Tuesday's election garnered wins for a number of state and city ballot measures on public health policies that could draw interest from federal agencies and lawmakers.
The legalization of marijuana was considered by a record nine states. Seven measures succeeded. As of Wednesday afternoon, Maine's question was undecided.
California, Massachusetts and Nevada joined four other states in legalizing marijuana for recreational use. Arizona's question was voted down. Measures to legalize medical marijuana passed in Arkansas, Florida, Montana and North Dakota, bringing the total number of states legalizing medical marijuana to 29, plus the District of Columbia.
Public health officials hope support for these measures will entice federal policymakers to draw national policies and legislation.
“Typically what happens is when some progressive cities pass legislation that has the effect of matriculating up so that now a state either has more pressure or more evidence or more comfort with passing a similar bill,” said LaMar Hasbrouck, executive director for the National Association of County and City Health Officials. “The more states that do it then it can go up to the next level.”

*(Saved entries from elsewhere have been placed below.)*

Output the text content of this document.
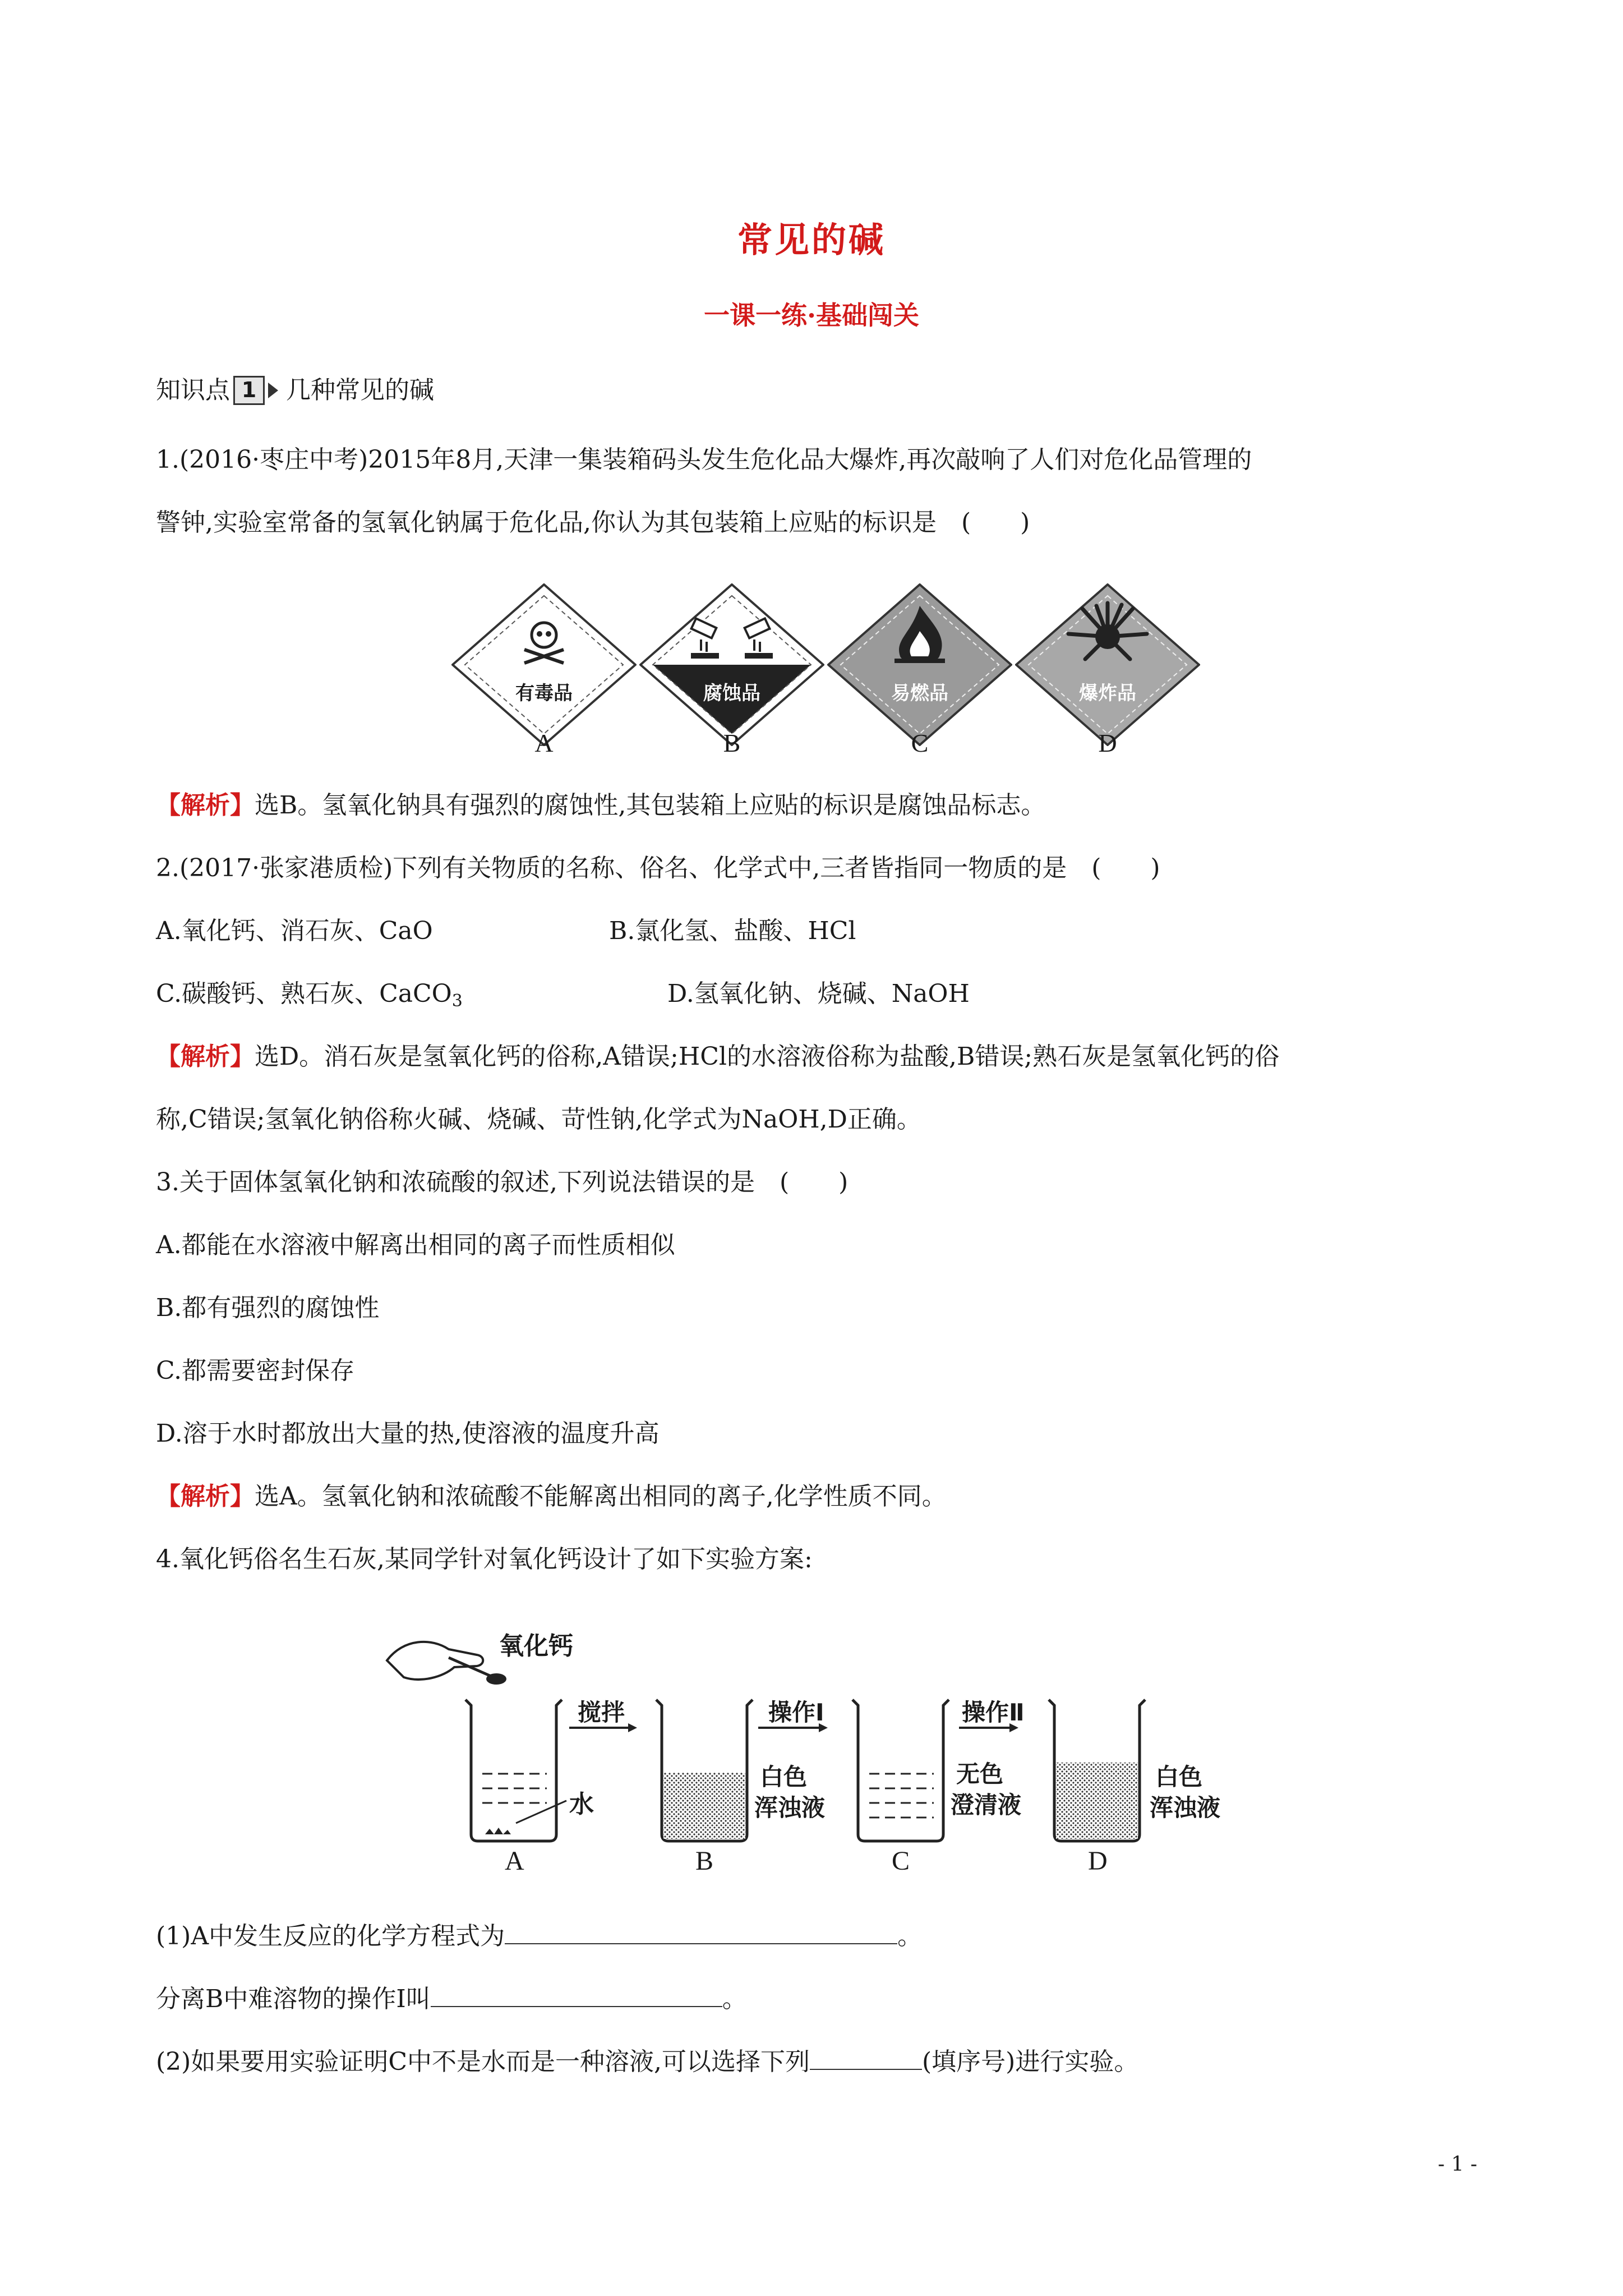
常见的碱
一课一练·基础闯关
知识点 1	几种常见的碱
1.(2016·枣庄中考)2015年8月,天津一集装箱码头发生危化品大爆炸,再次敲响了人们对危化品管理的
警钟,实验室常备的氢氧化钠属于危化品,你认为其包装箱上应贴的标识是　(　　)
有毒品
A
腐蚀品
B
易燃品
C
爆炸品
D
【解析】选B。氢氧化钠具有强烈的腐蚀性,其包装箱上应贴的标识是腐蚀品标志。
2.(2017·张家港质检)下列有关物质的名称、俗名、化学式中,三者皆指同一物质的是　(　　)
A.氧化钙、消石灰、CaO	B.氯化氢、盐酸、HCl
C.碳酸钙、熟石灰、CaCO$_3$	D.氢氧化钠、烧碱、NaOH
【解析】选D。消石灰是氢氧化钙的俗称,A错误;HCl的水溶液俗称为盐酸,B错误;熟石灰是氢氧化钙的俗
称,C错误;氢氧化钠俗称火碱、烧碱、苛性钠,化学式为NaOH,D正确。
3.关于固体氢氧化钠和浓硫酸的叙述,下列说法错误的是　(　　)
A.都能在水溶液中解离出相同的离子而性质相似
B.都有强烈的腐蚀性
C.都需要密封保存
D.溶于水时都放出大量的热,使溶液的温度升高
【解析】选A。氢氧化钠和浓硫酸不能解离出相同的离子,化学性质不同。
4.氧化钙俗名生石灰,某同学针对氧化钙设计了如下实验方案:
氧化钙
搅拌	操作Ⅰ	操作Ⅱ
水
白色
浑浊液
无色
澄清液
白色
浑浊液
A	B	C	D
(1)A中发生反应的化学方程式为	。
分离B中难溶物的操作Ⅰ叫	。
(2)如果要用实验证明C中不是水而是一种溶液,可以选择下列	(填序号)进行实验。
- 1 -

Tax hikes on cigarettes and tobacco products were less successful that legalization of marijuana. The measures failed to pass in Colorado, Missouri and North Dakota, while a proposal to raise an excise tax in cigarettes by as much as $2 per pack passed in California.
“It's a notable paradox,” said Cliff Douglas, director of the American Cancer Society's Center for Tobacco Control. “The trend in the U.S. is to substantially reduce cigarette smoking and substantially liberalize marijuana smoking."
Missouri voters rejected two measures to raise the current state cigarette tax of 17 cents per pack, which is the lowest in the country. One proposal would have raised the tax to 60 cents a pack by 2020 and added a 67 cent per pack fee for wholesalers on certain tobacco products. An alternative measure also on the ballot would have increased the tax to 23 cents by 2021.
Both measures were opposed by health advocacy groups such as the American Cancer Society Cancer Action Network, American Heart Association and the Campaign for Tobacco-Free Kids, who contended the proposed increase wasn't enough to encourage smokers to quit.
The tax increase "has to be significant enough to make consumers pause and think maybe it is really time for me to quit,” said Karen Englert, government relations director in Missouri of the American Heart Association.
The tobacco industry poured more than $1 million into efforts to pass the measures.
Despite losses in other states, California's passage of a cigarette tax hike could drive other states looking to drop smoking rates. Over the past decade, such policies have led to a decline in the U.S. smoking rate, which went from 23% in 2001 to 17% by 2014.
According to the World Health Organization, on average, a 10% increase in the price of a pack of cigarettes can reduce demand by about 4% in wealthy countries and about 5% in low- and middle-income nations.
Another so-called sin tax, an excise tax on sugar-sweetened beverages, enjoyed overwhelming success, passing in San Francisco, Oakland and Albany, Calif., as well as Boulder, Colo.
Known as the “soda tax”, the measures led public health advocates and the beverage industry to funnel more than $50 million in ad spending. The policy was once widely rejected in New York state, which tried in 2010 to pass a $.01 tax on soft drinks.
But momentum for soda taxes has gained as evidence showing a link between consumption of sugary drinks and increased rates of obesity grows. The election results will undoubtedly encourage other cities to impose similar measures and that could lead to action on a state and national level.